What a tailgate meeting is really for
LES BAK HAS A MESSAGE TO CREW BOSSES AND FOREMEN ABOUT how to conduct better tailgate meetings: throw away the checklist.
That’s just going through the motions and it’s not helping your guys – they can’t wait to get out of there quick enough, says the Nelson Forests Health & Safety Facilitator.
He told the Forest Industry Safety & Technology 2018 conference in Rotorua last month that when his company instituted tailgate meetings they were excellent and there was strong involvement among participants.
But as time passed, tailgate meetings have become just a series of checklists that get ticked off and are not fulfilling their purpose. “Tailgate meetings are meant to set the plan for the day,” says Les. “It’s to discuss the important things that need to be done that day. And if you just ask if everyone is OK, that is the wrong question to ask. What you need to be asking is ‘what do you need to make this job safe?’ That’s straight out of the mental health handbook and it gets them thinking and most of the time you’ll get a response to that.”
Les advises crew bosses and foremen not to go over the same risks every day – those should already be known if previously discussed.

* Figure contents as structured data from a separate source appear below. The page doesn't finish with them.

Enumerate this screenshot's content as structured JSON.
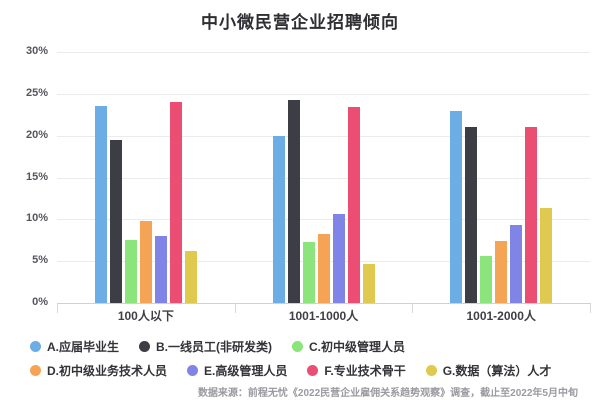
{
  "title": "中小微民营企业招聘倾向",
  "chart_data": {
    "type": "bar",
    "title": "中小微民营企业招聘倾向",
    "categories": [
      "100人以下",
      "1001-1000人",
      "1001-2000人"
    ],
    "series": [
      {
        "name": "A.应届毕业生",
        "color": "#6CADE6",
        "values": [
          23.5,
          20.0,
          23.0
        ]
      },
      {
        "name": "B.一线员工(非研发类)",
        "color": "#3D3D46",
        "values": [
          19.5,
          24.3,
          21.0
        ]
      },
      {
        "name": "C.初中级管理人员",
        "color": "#8BE47C",
        "values": [
          7.5,
          7.3,
          5.6
        ]
      },
      {
        "name": "D.初中级业务技术人员",
        "color": "#F5A456",
        "values": [
          9.8,
          8.2,
          7.4
        ]
      },
      {
        "name": "E.高级管理人员",
        "color": "#8084E6",
        "values": [
          8.0,
          10.6,
          9.3
        ]
      },
      {
        "name": "F.专业技术骨干",
        "color": "#EB4D73",
        "values": [
          24.0,
          23.4,
          21.0
        ]
      },
      {
        "name": "G.数据（算法）人才",
        "color": "#DFC94F",
        "values": [
          6.2,
          4.7,
          11.3
        ]
      }
    ],
    "xlabel": "",
    "ylabel": "",
    "ylim": [
      0,
      30
    ],
    "y_tick_step": 5,
    "y_tick_labels": [
      "0%",
      "5%",
      "10%",
      "15%",
      "20%",
      "25%",
      "30%"
    ],
    "grid": true,
    "legend_position": "bottom",
    "legend_rows": [
      [
        0,
        1,
        2
      ],
      [
        3,
        4,
        5,
        6
      ]
    ]
  },
  "footer": {
    "source": "数据来源：前程无忧《2022民营企业雇佣关系趋势观察》调查，截止至2022年5月中旬"
  }
}
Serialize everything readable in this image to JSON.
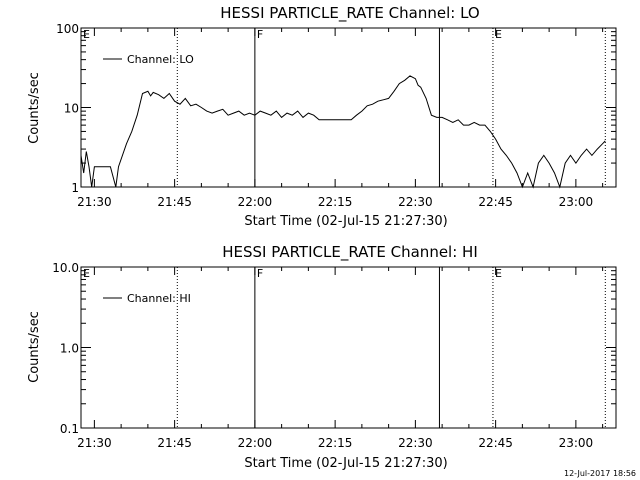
{
  "footer_timestamp": "12-Jul-2017 18:56",
  "chart_data": [
    {
      "type": "line",
      "title": "HESSI PARTICLE_RATE Channel: LO",
      "xlabel": "Start Time (02-Jul-15 21:27:30)",
      "ylabel": "Counts/sec",
      "y_scale": "log",
      "ylim": [
        1,
        100
      ],
      "y_ticks": [
        1,
        10,
        100
      ],
      "y_tick_labels": [
        "1",
        "10",
        "100"
      ],
      "xlim": [
        "21:27:30",
        "23:07:30"
      ],
      "x_ticks": [
        "21:30",
        "21:45",
        "22:00",
        "22:15",
        "22:30",
        "22:45",
        "23:00"
      ],
      "legend": {
        "position": "top-left",
        "entries": [
          "Channel: LO"
        ]
      },
      "grid": false,
      "markers": [
        {
          "time": "21:27:30",
          "label": "E",
          "style": "dotted"
        },
        {
          "time": "21:45:30",
          "label": "",
          "style": "dotted"
        },
        {
          "time": "22:00:00",
          "label": "F",
          "style": "solid"
        },
        {
          "time": "22:34:30",
          "label": "",
          "style": "solid"
        },
        {
          "time": "22:44:30",
          "label": "E",
          "style": "dotted"
        },
        {
          "time": "23:05:30",
          "label": "",
          "style": "dotted"
        }
      ],
      "series": [
        {
          "name": "Channel: LO",
          "x": [
            "21:27:30",
            "21:28:00",
            "21:28:30",
            "21:29:00",
            "21:29:30",
            "21:30:00",
            "21:33:00",
            "21:34:00",
            "21:34:30",
            "21:36:00",
            "21:37:00",
            "21:38:00",
            "21:39:00",
            "21:40:00",
            "21:40:30",
            "21:41:00",
            "21:42:00",
            "21:43:00",
            "21:44:00",
            "21:45:00",
            "21:46:00",
            "21:47:00",
            "21:48:00",
            "21:49:00",
            "21:50:00",
            "21:51:00",
            "21:52:00",
            "21:53:00",
            "21:54:00",
            "21:55:00",
            "21:56:00",
            "21:57:00",
            "21:58:00",
            "21:59:00",
            "22:00:00",
            "22:01:00",
            "22:02:00",
            "22:03:00",
            "22:04:00",
            "22:05:00",
            "22:06:00",
            "22:07:00",
            "22:08:00",
            "22:09:00",
            "22:10:00",
            "22:11:00",
            "22:12:00",
            "22:13:00",
            "22:14:00",
            "22:15:00",
            "22:16:00",
            "22:17:00",
            "22:18:00",
            "22:19:00",
            "22:20:00",
            "22:21:00",
            "22:22:00",
            "22:23:00",
            "22:24:00",
            "22:25:00",
            "22:26:00",
            "22:27:00",
            "22:28:00",
            "22:29:00",
            "22:30:00",
            "22:30:30",
            "22:31:00",
            "22:32:00",
            "22:33:00",
            "22:34:00",
            "22:35:00",
            "22:36:00",
            "22:37:00",
            "22:38:00",
            "22:39:00",
            "22:40:00",
            "22:41:00",
            "22:42:00",
            "22:43:00",
            "22:44:00",
            "22:45:00",
            "22:46:00",
            "22:47:00",
            "22:48:00",
            "22:49:00",
            "22:50:00",
            "22:51:00",
            "22:52:00",
            "22:53:00",
            "22:54:00",
            "22:55:00",
            "22:56:00",
            "22:57:00",
            "22:58:00",
            "22:59:00",
            "23:00:00",
            "23:01:00",
            "23:02:00",
            "23:03:00",
            "23:04:00",
            "23:05:00",
            "23:05:30"
          ],
          "values": [
            2.5,
            1.5,
            2.8,
            1.8,
            1.0,
            1.8,
            1.8,
            1.0,
            1.8,
            3.5,
            5.0,
            8.0,
            15.0,
            16.0,
            14.0,
            15.5,
            14.5,
            13.0,
            15.0,
            12.0,
            11.0,
            13.0,
            10.5,
            11.0,
            10.0,
            9.0,
            8.5,
            9.0,
            9.5,
            8.0,
            8.5,
            9.0,
            8.0,
            8.5,
            8.0,
            9.0,
            8.5,
            8.0,
            9.0,
            7.5,
            8.5,
            8.0,
            9.0,
            7.5,
            8.5,
            8.0,
            7.0,
            7.0,
            7.0,
            7.0,
            7.0,
            7.0,
            7.0,
            8.0,
            9.0,
            10.5,
            11.0,
            12.0,
            12.5,
            13.0,
            16.0,
            20.0,
            22.0,
            25.0,
            23.0,
            19.0,
            18.0,
            13.0,
            8.0,
            7.5,
            7.5,
            7.0,
            6.5,
            7.0,
            6.0,
            6.0,
            6.5,
            6.0,
            6.0,
            5.0,
            4.0,
            3.0,
            2.5,
            2.0,
            1.5,
            1.0,
            1.5,
            1.0,
            2.0,
            2.5,
            2.0,
            1.5,
            1.0,
            2.0,
            2.5,
            2.0,
            2.5,
            3.0,
            2.5,
            3.0,
            3.5,
            3.8
          ]
        }
      ]
    },
    {
      "type": "line",
      "title": "HESSI PARTICLE_RATE Channel: HI",
      "xlabel": "Start Time (02-Jul-15 21:27:30)",
      "ylabel": "Counts/sec",
      "y_scale": "log",
      "ylim": [
        0.1,
        10.0
      ],
      "y_ticks": [
        0.1,
        1.0,
        10.0
      ],
      "y_tick_labels": [
        "0.1",
        "1.0",
        "10.0"
      ],
      "xlim": [
        "21:27:30",
        "23:07:30"
      ],
      "x_ticks": [
        "21:30",
        "21:45",
        "22:00",
        "22:15",
        "22:30",
        "22:45",
        "23:00"
      ],
      "legend": {
        "position": "top-left",
        "entries": [
          "Channel: HI"
        ]
      },
      "grid": false,
      "markers": [
        {
          "time": "21:27:30",
          "label": "E",
          "style": "dotted"
        },
        {
          "time": "21:45:30",
          "label": "",
          "style": "dotted"
        },
        {
          "time": "22:00:00",
          "label": "F",
          "style": "solid"
        },
        {
          "time": "22:34:30",
          "label": "",
          "style": "solid"
        },
        {
          "time": "22:44:30",
          "label": "E",
          "style": "dotted"
        },
        {
          "time": "23:05:30",
          "label": "",
          "style": "dotted"
        }
      ],
      "series": [
        {
          "name": "Channel: HI",
          "x": [],
          "values": []
        }
      ]
    }
  ]
}
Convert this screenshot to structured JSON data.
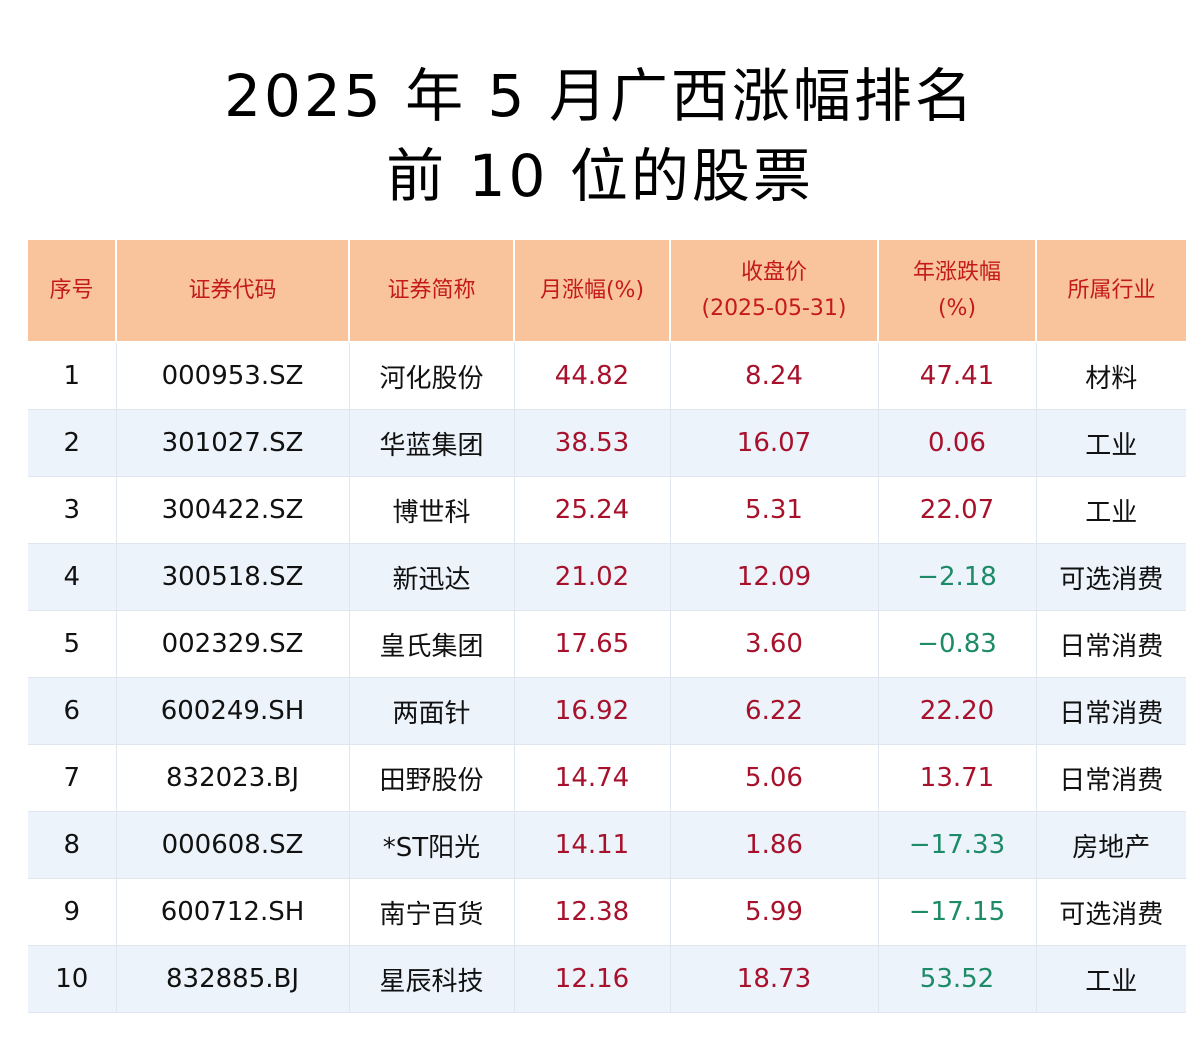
{
  "title": {
    "line1": "2025 年 5 月广西涨幅排名",
    "line2": "前 10 位的股票"
  },
  "colors": {
    "header_bg": "#f9c49c",
    "header_text": "#c41a1a",
    "positive": "#a8112b",
    "negative": "#1d8a68",
    "row_alt_bg": "#ecf3fb"
  },
  "table": {
    "headers": {
      "rank": "序号",
      "code": "证券代码",
      "name": "证券简称",
      "monthly": "月涨幅(%)",
      "close_line1": "收盘价",
      "close_line2": "(2025-05-31)",
      "yearly_line1": "年涨跌幅",
      "yearly_line2": "(%)",
      "industry": "所属行业"
    },
    "rows": [
      {
        "rank": "1",
        "code": "000953.SZ",
        "name": "河化股份",
        "monthly": "44.82",
        "close": "8.24",
        "yearly": "47.41",
        "industry": "材料"
      },
      {
        "rank": "2",
        "code": "301027.SZ",
        "name": "华蓝集团",
        "monthly": "38.53",
        "close": "16.07",
        "yearly": "0.06",
        "industry": "工业"
      },
      {
        "rank": "3",
        "code": "300422.SZ",
        "name": "博世科",
        "monthly": "25.24",
        "close": "5.31",
        "yearly": "22.07",
        "industry": "工业"
      },
      {
        "rank": "4",
        "code": "300518.SZ",
        "name": "新迅达",
        "monthly": "21.02",
        "close": "12.09",
        "yearly": "−2.18",
        "industry": "可选消费"
      },
      {
        "rank": "5",
        "code": "002329.SZ",
        "name": "皇氏集团",
        "monthly": "17.65",
        "close": "3.60",
        "yearly": "−0.83",
        "industry": "日常消费"
      },
      {
        "rank": "6",
        "code": "600249.SH",
        "name": "两面针",
        "monthly": "16.92",
        "close": "6.22",
        "yearly": "22.20",
        "industry": "日常消费"
      },
      {
        "rank": "7",
        "code": "832023.BJ",
        "name": "田野股份",
        "monthly": "14.74",
        "close": "5.06",
        "yearly": "13.71",
        "industry": "日常消费"
      },
      {
        "rank": "8",
        "code": "000608.SZ",
        "name": "*ST阳光",
        "monthly": "14.11",
        "close": "1.86",
        "yearly": "−17.33",
        "industry": "房地产"
      },
      {
        "rank": "9",
        "code": "600712.SH",
        "name": "南宁百货",
        "monthly": "12.38",
        "close": "5.99",
        "yearly": "−17.15",
        "industry": "可选消费"
      },
      {
        "rank": "10",
        "code": "832885.BJ",
        "name": "星辰科技",
        "monthly": "12.16",
        "close": "18.73",
        "yearly": "53.52",
        "industry": "工业"
      }
    ]
  }
}
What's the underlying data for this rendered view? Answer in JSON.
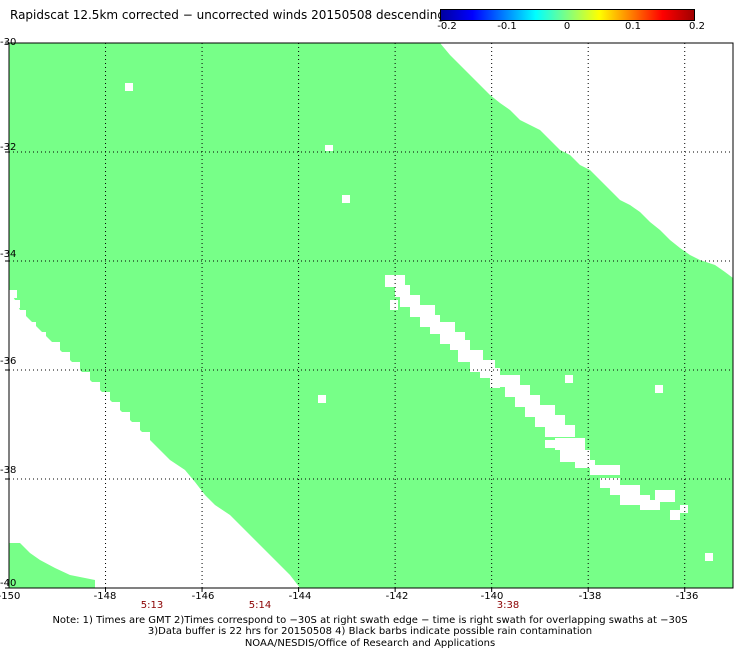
{
  "title": "Rapidscat 12.5km corrected − uncorrected winds 20150508 descending",
  "colorbar": {
    "colors": [
      "#0000a0",
      "#0000ff",
      "#0080ff",
      "#00ffff",
      "#80ff80",
      "#ffff00",
      "#ff8000",
      "#ff0000",
      "#a00000"
    ],
    "ticks": [
      "-0.2",
      "-0.1",
      "0",
      "0.1",
      "0.2"
    ]
  },
  "map": {
    "lon_range": [
      -150,
      -135
    ],
    "lat_range": [
      -40,
      -30
    ],
    "swath_color": "#77ff88",
    "lat_labels": [
      "-30",
      "-32",
      "-34",
      "-36",
      "-38",
      "-40"
    ],
    "lon_labels": [
      "-150",
      "-148",
      "-146",
      "-144",
      "-142",
      "-140",
      "-138",
      "-136"
    ],
    "times": [
      "5:13",
      "5:14",
      "3:38"
    ]
  },
  "notes": {
    "line1": "Note: 1) Times are GMT 2)Times correspond to −30S at right swath edge − time is right swath for overlapping swaths at −30S",
    "line2": "3)Data buffer is 22 hrs for 20150508 4) Black barbs indicate possible rain contamination",
    "line3": "NOAA/NESDIS/Office of Research and Applications"
  }
}
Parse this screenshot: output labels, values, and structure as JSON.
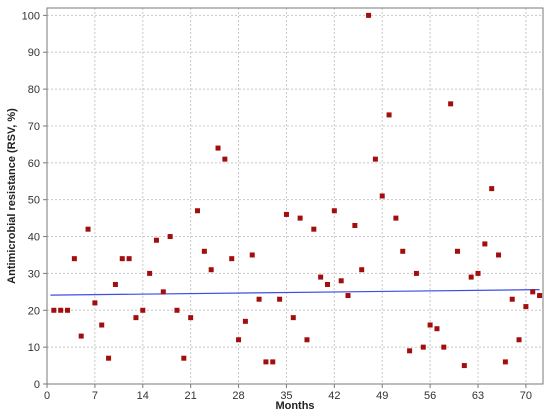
{
  "chart_data": {
    "type": "scatter",
    "xlabel": "Months",
    "ylabel": "Antimicrobial resistance (RSV, %)",
    "xlim": [
      0,
      72.5
    ],
    "ylim": [
      0,
      102
    ],
    "x_ticks": [
      0,
      7,
      14,
      21,
      28,
      35,
      42,
      49,
      56,
      63,
      70
    ],
    "y_ticks": [
      0,
      10,
      20,
      30,
      40,
      50,
      60,
      70,
      80,
      90,
      100
    ],
    "grid": true,
    "legend": "none",
    "colors": {
      "points": "#a30d0d",
      "trend": "#3d4ee6",
      "grid": "#c8c8c8",
      "axis": "#7a7a7a"
    },
    "series": [
      {
        "kind": "points",
        "x": [
          1,
          2,
          3,
          4,
          5,
          6,
          7,
          8,
          9,
          10,
          11,
          12,
          13,
          14,
          15,
          16,
          17,
          18,
          19,
          20,
          21,
          22,
          23,
          24,
          25,
          26,
          27,
          28,
          29,
          30,
          31,
          32,
          33,
          34,
          35,
          36,
          37,
          38,
          39,
          40,
          41,
          42,
          43,
          44,
          45,
          46,
          47,
          48,
          49,
          50,
          51,
          52,
          53,
          54,
          55,
          56,
          57,
          58,
          59,
          60,
          61,
          62,
          63,
          64,
          65,
          66,
          67,
          68,
          69,
          70,
          71,
          72
        ],
        "y": [
          20,
          20,
          20,
          34,
          13,
          42,
          22,
          16,
          7,
          27,
          34,
          34,
          18,
          20,
          30,
          39,
          25,
          40,
          20,
          7,
          18,
          47,
          36,
          31,
          64,
          61,
          34,
          12,
          17,
          35,
          23,
          6,
          6,
          23,
          46,
          18,
          45,
          12,
          42,
          29,
          27,
          47,
          28,
          24,
          43,
          31,
          100,
          61,
          51,
          73,
          45,
          36,
          9,
          30,
          10,
          16,
          15,
          10,
          76,
          36,
          5,
          29,
          30,
          38,
          53,
          35,
          6,
          23,
          12,
          21,
          25,
          24
        ]
      },
      {
        "kind": "trend",
        "x": [
          0.5,
          72
        ],
        "y": [
          24.1,
          25.6
        ]
      }
    ]
  }
}
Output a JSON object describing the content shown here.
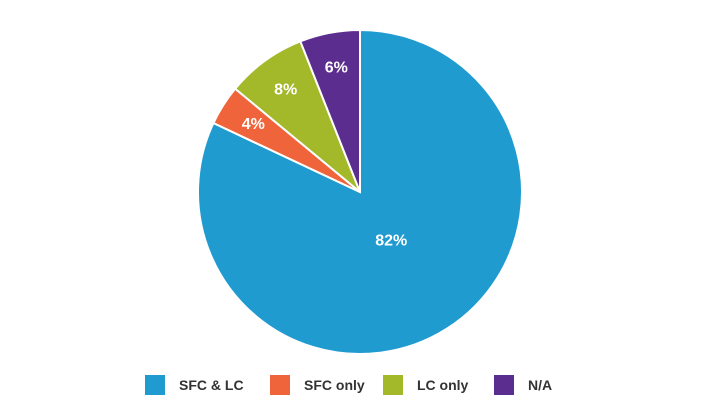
{
  "chart_data": {
    "type": "pie",
    "categories": [
      "SFC & LC",
      "SFC only",
      "LC only",
      "N/A"
    ],
    "values": [
      82,
      4,
      8,
      6
    ],
    "labels": [
      "82%",
      "4%",
      "8%",
      "6%"
    ],
    "colors": [
      "#1f9bd0",
      "#f0643c",
      "#a3b92a",
      "#5b2d8e"
    ],
    "start": "top",
    "direction": "clockwise",
    "legend_position": "bottom"
  }
}
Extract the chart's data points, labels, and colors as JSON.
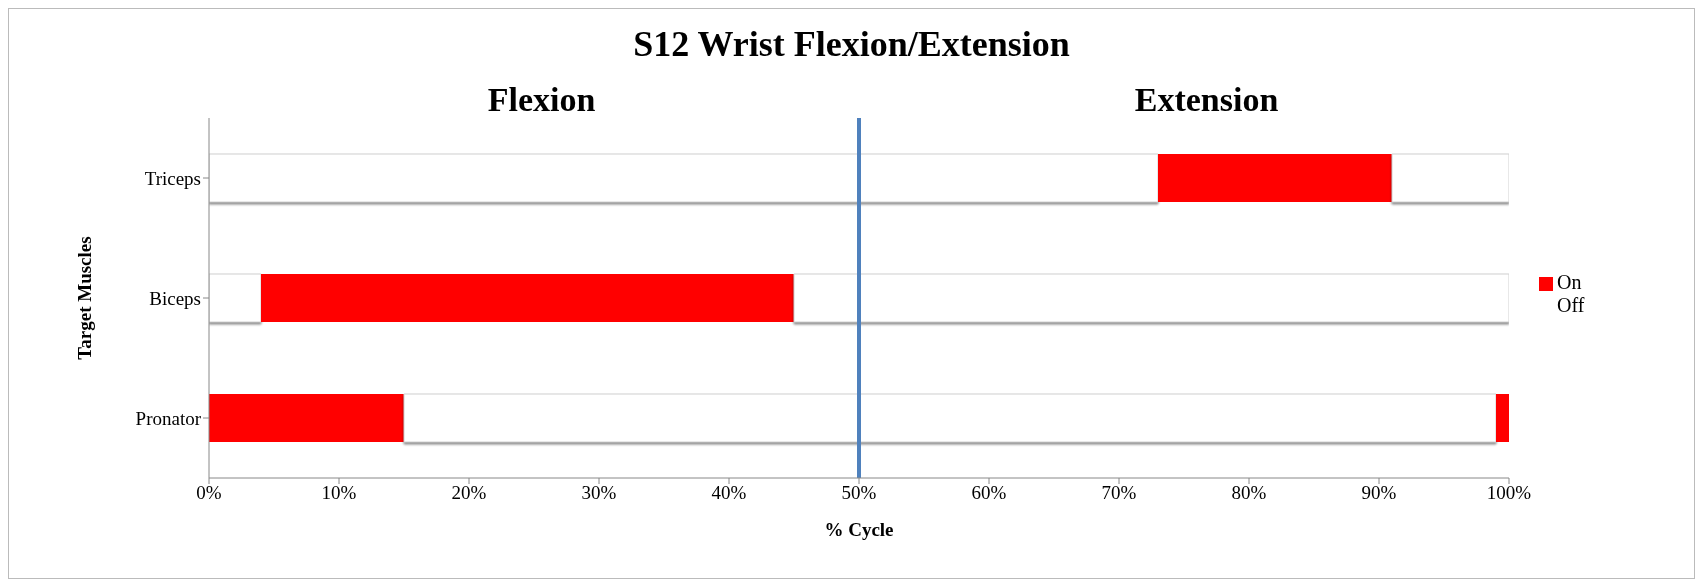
{
  "chart_data": {
    "type": "bar",
    "orientation": "horizontal",
    "stacked": true,
    "title": "S12 Wrist Flexion/Extension",
    "xlabel": "% Cycle",
    "ylabel": "Target Muscles",
    "categories": [
      "Triceps",
      "Biceps",
      "Pronator"
    ],
    "series": [
      {
        "name": "On",
        "color": "#ff0000",
        "values": [
          0,
          0,
          15
        ]
      },
      {
        "name": "Off",
        "color": "#ffffff",
        "values": [
          73,
          4,
          84
        ]
      },
      {
        "color": "#ff0000",
        "values": [
          18,
          41,
          1
        ]
      },
      {
        "color": "#ffffff",
        "values": [
          9,
          55,
          0
        ]
      }
    ],
    "xlim": [
      0,
      100
    ],
    "xticks": [
      {
        "value": 0,
        "label": "0%"
      },
      {
        "value": 10,
        "label": "10%"
      },
      {
        "value": 20,
        "label": "20%"
      },
      {
        "value": 30,
        "label": "30%"
      },
      {
        "value": 40,
        "label": "40%"
      },
      {
        "value": 50,
        "label": "50%"
      },
      {
        "value": 60,
        "label": "60%"
      },
      {
        "value": 70,
        "label": "70%"
      },
      {
        "value": 80,
        "label": "80%"
      },
      {
        "value": 90,
        "label": "90%"
      },
      {
        "value": 100,
        "label": "100%"
      }
    ],
    "ref_lines": [
      {
        "axis": "x",
        "value": 50,
        "color": "#4f81bd"
      }
    ],
    "annotations": [
      "Flexion",
      "Extension"
    ],
    "legend": "right"
  }
}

Instead, focus on the weather today, do they have enough people to do the work, make sure everyone knows about what they’ve got to do, are they fit for the job and do they have the tools to do the job. Have a discussion about those topics instead of reading from a checklist, he says. That way the crew will get more value from a tailgate meeting and they’ll be thinking more about the risks involved and how to manage them.